After General Andrew Jackson seized control of the Mexican government in June 1817, Governor Alexander Hamilton called for a union of Mexico and Jefferson. In the 1818 Jefferson elections, held a week after Hamilton's death, Jackson was elected co-governor of Jefferson, and set about implementing Hamilton's plan. The Continentalist Party majority in the Chamber of Representatives voted on 15 June 1819 to dissolve itself and regroup in Mexico City as a constitutional convention. Under the Mexico City Constitution, Jefferson and Mexico were united to form the United States of Mexico, and the new nation's capital was established in Mexico City.

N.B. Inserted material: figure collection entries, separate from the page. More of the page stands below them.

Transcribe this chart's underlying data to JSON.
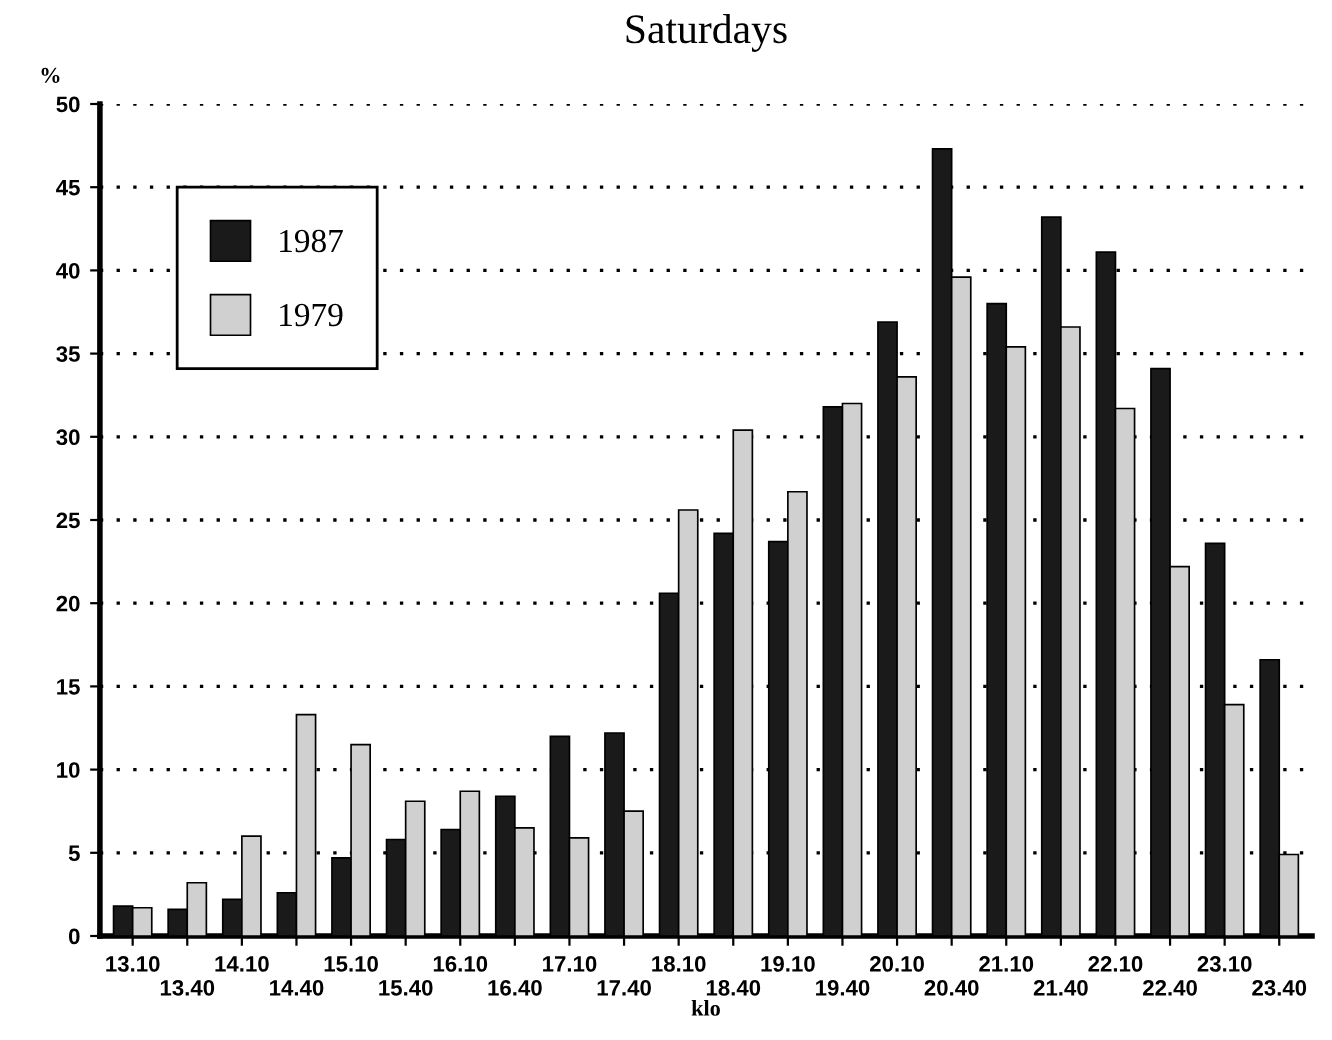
{
  "chart_data": {
    "type": "bar",
    "title": "Saturdays",
    "ylabel": "%",
    "xlabel": "klo",
    "categories": [
      "13.10",
      "13.40",
      "14.10",
      "14.40",
      "15.10",
      "15.40",
      "16.10",
      "16.40",
      "17.10",
      "17.40",
      "18.10",
      "18.40",
      "19.10",
      "19.40",
      "20.10",
      "20.40",
      "21.10",
      "21.40",
      "22.10",
      "22.40",
      "23.10",
      "23.40"
    ],
    "series": [
      {
        "name": "1987",
        "color": "#1a1a1a",
        "values": [
          1.8,
          1.6,
          2.2,
          2.6,
          4.7,
          5.8,
          6.4,
          8.4,
          12,
          12.2,
          20.6,
          24.2,
          23.7,
          31.8,
          36.9,
          47.3,
          38,
          43.2,
          41.1,
          34.1,
          23.6,
          16.6
        ]
      },
      {
        "name": "1979",
        "color": "#d0d0d0",
        "values": [
          1.7,
          3.2,
          6.0,
          13.3,
          11.5,
          8.1,
          8.7,
          6.5,
          5.9,
          7.5,
          25.6,
          30.4,
          26.7,
          32.0,
          33.6,
          39.6,
          35.4,
          36.6,
          31.7,
          22.2,
          13.9,
          4.9
        ]
      }
    ],
    "ylim": [
      0,
      50
    ],
    "yticks": [
      0,
      5,
      10,
      15,
      20,
      25,
      30,
      35,
      40,
      45,
      50
    ],
    "grid": "y",
    "legend": "top left"
  }
}
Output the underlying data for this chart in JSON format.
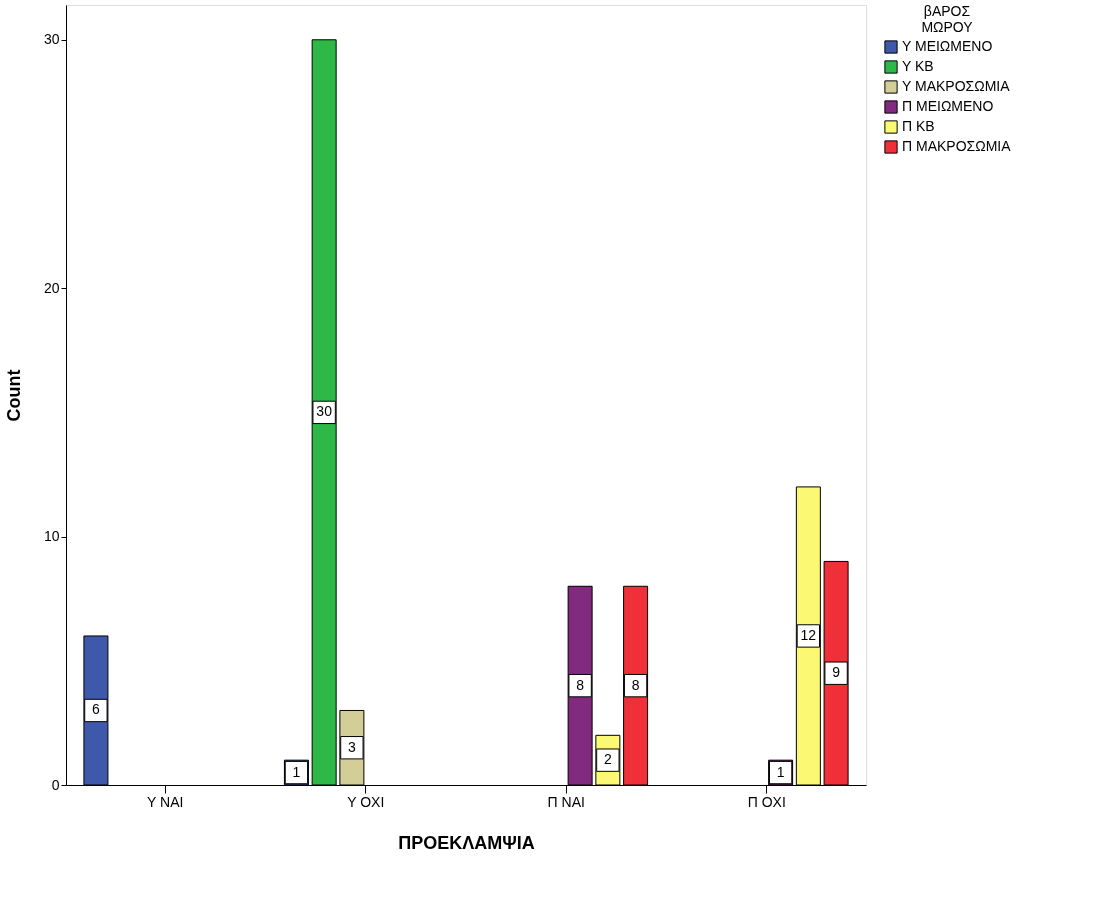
{
  "chart_data": {
    "type": "bar",
    "xlabel": "ΠΡΟΕΚΛΑΜΨΙΑ",
    "ylabel": "Count",
    "legend_title": "βΑΡΟΣ ΜΩΡΟΥ",
    "categories": [
      "Υ ΝΑΙ",
      "Υ ΟΧΙ",
      "Π ΝΑΙ",
      "Π ΟΧΙ"
    ],
    "series": [
      {
        "name": "Υ ΜΕΙΩΜΕΝΟ",
        "color": "#3e58ac",
        "values": [
          6,
          1,
          null,
          null
        ]
      },
      {
        "name": "Υ ΚΒ",
        "color": "#2eb848",
        "values": [
          null,
          30,
          null,
          null
        ]
      },
      {
        "name": "Υ ΜΑΚΡΟΣΩΜΙΑ",
        "color": "#d3ce97",
        "values": [
          null,
          3,
          null,
          null
        ]
      },
      {
        "name": "Π ΜΕΙΩΜΕΝΟ",
        "color": "#812a7f",
        "values": [
          null,
          null,
          8,
          1
        ]
      },
      {
        "name": "Π ΚΒ",
        "color": "#fbf873",
        "values": [
          null,
          null,
          2,
          12
        ]
      },
      {
        "name": "Π ΜΑΚΡΟΣΩΜΙΑ",
        "color": "#ef3038",
        "values": [
          null,
          null,
          8,
          9
        ]
      }
    ],
    "ylim": [
      0,
      31.4
    ],
    "yticks": [
      0,
      10,
      20,
      30
    ],
    "grid": false,
    "legend": "top right",
    "data_labels": true
  }
}
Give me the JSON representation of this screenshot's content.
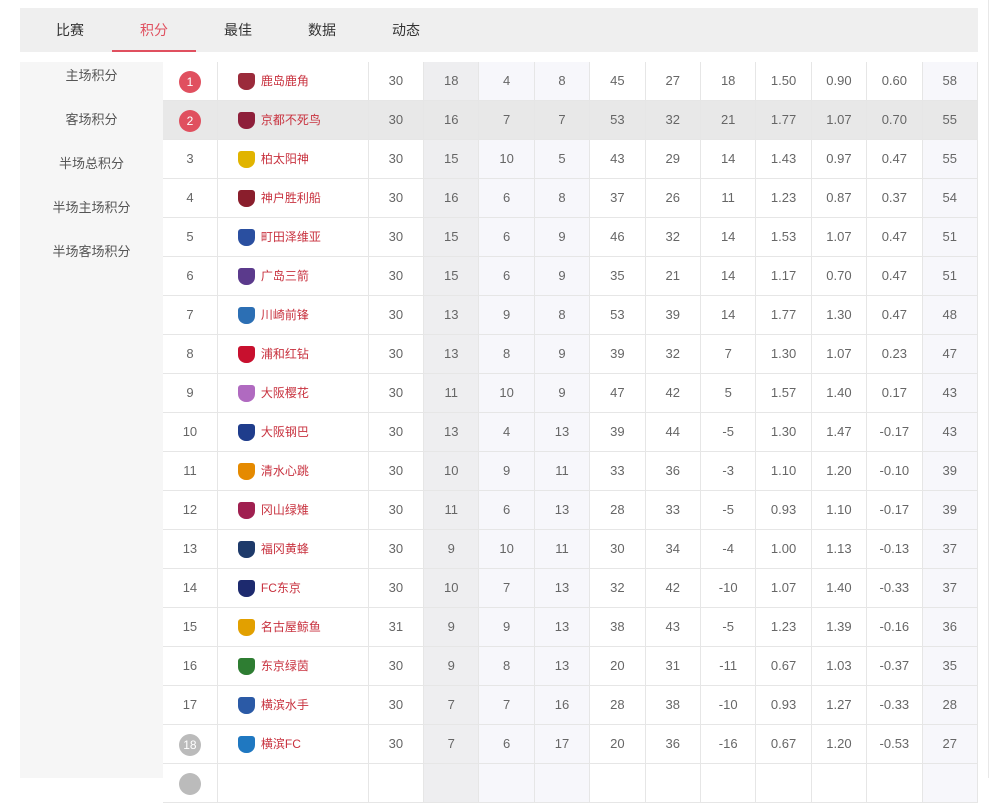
{
  "tabs": [
    "比赛",
    "积分",
    "最佳",
    "数据",
    "动态"
  ],
  "active_tab": 1,
  "sidebar": [
    "主场积分",
    "客场积分",
    "半场总积分",
    "半场主场积分",
    "半场客场积分"
  ],
  "colors": {
    "accent": "#e0505f",
    "relegation": "#bbbbbb",
    "team_text": "#c8323f"
  },
  "rows": [
    {
      "rank": "1",
      "team": "鹿岛鹿角",
      "logo": "#9b2b3b",
      "p": "30",
      "w": "18",
      "d": "4",
      "l": "8",
      "gf": "45",
      "ga": "27",
      "gd": "18",
      "avg_f": "1.50",
      "avg_a": "0.90",
      "avg_d": "0.60",
      "pts": "58",
      "badge": "accent"
    },
    {
      "rank": "2",
      "team": "京都不死鸟",
      "logo": "#8e1f3a",
      "p": "30",
      "w": "16",
      "d": "7",
      "l": "7",
      "gf": "53",
      "ga": "32",
      "gd": "21",
      "avg_f": "1.77",
      "avg_a": "1.07",
      "avg_d": "0.70",
      "pts": "55",
      "badge": "accent",
      "highlighted": true
    },
    {
      "rank": "3",
      "team": "柏太阳神",
      "logo": "#e1b400",
      "p": "30",
      "w": "15",
      "d": "10",
      "l": "5",
      "gf": "43",
      "ga": "29",
      "gd": "14",
      "avg_f": "1.43",
      "avg_a": "0.97",
      "avg_d": "0.47",
      "pts": "55"
    },
    {
      "rank": "4",
      "team": "神户胜利船",
      "logo": "#8a1e2c",
      "p": "30",
      "w": "16",
      "d": "6",
      "l": "8",
      "gf": "37",
      "ga": "26",
      "gd": "11",
      "avg_f": "1.23",
      "avg_a": "0.87",
      "avg_d": "0.37",
      "pts": "54"
    },
    {
      "rank": "5",
      "team": "町田泽维亚",
      "logo": "#2a4fa0",
      "p": "30",
      "w": "15",
      "d": "6",
      "l": "9",
      "gf": "46",
      "ga": "32",
      "gd": "14",
      "avg_f": "1.53",
      "avg_a": "1.07",
      "avg_d": "0.47",
      "pts": "51"
    },
    {
      "rank": "6",
      "team": "广岛三箭",
      "logo": "#5b3a8c",
      "p": "30",
      "w": "15",
      "d": "6",
      "l": "9",
      "gf": "35",
      "ga": "21",
      "gd": "14",
      "avg_f": "1.17",
      "avg_a": "0.70",
      "avg_d": "0.47",
      "pts": "51"
    },
    {
      "rank": "7",
      "team": "川崎前锋",
      "logo": "#2c6fb4",
      "p": "30",
      "w": "13",
      "d": "9",
      "l": "8",
      "gf": "53",
      "ga": "39",
      "gd": "14",
      "avg_f": "1.77",
      "avg_a": "1.30",
      "avg_d": "0.47",
      "pts": "48"
    },
    {
      "rank": "8",
      "team": "浦和红钻",
      "logo": "#c8102e",
      "p": "30",
      "w": "13",
      "d": "8",
      "l": "9",
      "gf": "39",
      "ga": "32",
      "gd": "7",
      "avg_f": "1.30",
      "avg_a": "1.07",
      "avg_d": "0.23",
      "pts": "47"
    },
    {
      "rank": "9",
      "team": "大阪樱花",
      "logo": "#b06ac0",
      "p": "30",
      "w": "11",
      "d": "10",
      "l": "9",
      "gf": "47",
      "ga": "42",
      "gd": "5",
      "avg_f": "1.57",
      "avg_a": "1.40",
      "avg_d": "0.17",
      "pts": "43"
    },
    {
      "rank": "10",
      "team": "大阪钢巴",
      "logo": "#1f3d8c",
      "p": "30",
      "w": "13",
      "d": "4",
      "l": "13",
      "gf": "39",
      "ga": "44",
      "gd": "-5",
      "avg_f": "1.30",
      "avg_a": "1.47",
      "avg_d": "-0.17",
      "pts": "43"
    },
    {
      "rank": "11",
      "team": "清水心跳",
      "logo": "#e58a00",
      "p": "30",
      "w": "10",
      "d": "9",
      "l": "11",
      "gf": "33",
      "ga": "36",
      "gd": "-3",
      "avg_f": "1.10",
      "avg_a": "1.20",
      "avg_d": "-0.10",
      "pts": "39"
    },
    {
      "rank": "12",
      "team": "冈山绿雉",
      "logo": "#a02050",
      "p": "30",
      "w": "11",
      "d": "6",
      "l": "13",
      "gf": "28",
      "ga": "33",
      "gd": "-5",
      "avg_f": "0.93",
      "avg_a": "1.10",
      "avg_d": "-0.17",
      "pts": "39"
    },
    {
      "rank": "13",
      "team": "福冈黄蜂",
      "logo": "#1e3a6a",
      "p": "30",
      "w": "9",
      "d": "10",
      "l": "11",
      "gf": "30",
      "ga": "34",
      "gd": "-4",
      "avg_f": "1.00",
      "avg_a": "1.13",
      "avg_d": "-0.13",
      "pts": "37"
    },
    {
      "rank": "14",
      "team": "FC东京",
      "logo": "#1d2a6e",
      "p": "30",
      "w": "10",
      "d": "7",
      "l": "13",
      "gf": "32",
      "ga": "42",
      "gd": "-10",
      "avg_f": "1.07",
      "avg_a": "1.40",
      "avg_d": "-0.33",
      "pts": "37"
    },
    {
      "rank": "15",
      "team": "名古屋鲸鱼",
      "logo": "#e2a000",
      "p": "31",
      "w": "9",
      "d": "9",
      "l": "13",
      "gf": "38",
      "ga": "43",
      "gd": "-5",
      "avg_f": "1.23",
      "avg_a": "1.39",
      "avg_d": "-0.16",
      "pts": "36"
    },
    {
      "rank": "16",
      "team": "东京绿茵",
      "logo": "#2e7d32",
      "p": "30",
      "w": "9",
      "d": "8",
      "l": "13",
      "gf": "20",
      "ga": "31",
      "gd": "-11",
      "avg_f": "0.67",
      "avg_a": "1.03",
      "avg_d": "-0.37",
      "pts": "35"
    },
    {
      "rank": "17",
      "team": "横滨水手",
      "logo": "#2b5aa6",
      "p": "30",
      "w": "7",
      "d": "7",
      "l": "16",
      "gf": "28",
      "ga": "38",
      "gd": "-10",
      "avg_f": "0.93",
      "avg_a": "1.27",
      "avg_d": "-0.33",
      "pts": "28"
    },
    {
      "rank": "18",
      "team": "横滨FC",
      "logo": "#1f78c1",
      "p": "30",
      "w": "7",
      "d": "6",
      "l": "17",
      "gf": "20",
      "ga": "36",
      "gd": "-16",
      "avg_f": "0.67",
      "avg_a": "1.20",
      "avg_d": "-0.53",
      "pts": "27",
      "badge": "relegation"
    }
  ]
}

Jefferson City would only be the capital of one of the six states that made up the U.S.M.

During Jackson's grand tour of the U.S.M. in 1823, he visited Jefferson City in the summer, where he received a tumultuous greeting from the residents. In an address at the state capital, Jackson compared Jefferson to the Southern Confederation, greatly to the latter's disfavor.

The worldwide drop in the price of slaves in 1837 affected Jefferson less than the Southern Confederation. In the Confederation, the drop ultimately led to the abolition of slavery. In Jefferson, it merely resulted in the closing of the slave markets in Jefferson City for a few years. By 1842, the Jefferson City slave markets had re-opened and were doing better business than before the Panic of 1836. Although cotton sales rose in the 1840s, the added production of cotton from Egypt, India, and South America caused the price to continue to fall. This, combined with the California Gold Rush occurring at the same time, caused the population of Jefferson City to actually fall in the 1840s.

Jefferson City's fortunes were revived by the discovery of oil in the Tiempo de Dios area in 1863. At first, it was believed that the discovery was minor compared to those made in the 1850s in Pennsylvania and Indiana, and Jefferson produced only 10,000 barrels of oil in 1865. Within five years, Jefferson was producing 2.1 million barrels of oil, and by 1876 production had risen to 8.9 million barrels. In 1874, Monte Benedict united the state's oil production in his Petroleum of Mexico Corporation, which at the time was the leading corporation in the U.S.M. in terms of assets, sales, and profits. Benedict soon formed a tactical alliance with Bernard Kramer of Kramer Associates, and together the two were able to use their wealth and power to gain control of the Mexican government, ultimately installing Benito Hermión as dictator in September 1881.


Sobel's sources for the founding of Jefferson City are Baldwin Collier's The Lost Opportunity: Slavery in Jefferson City, 1782-1795 (New York, 1948) and David Christman's The Founding of Jefferson City: The First Three Decades (Mexico City, 1967).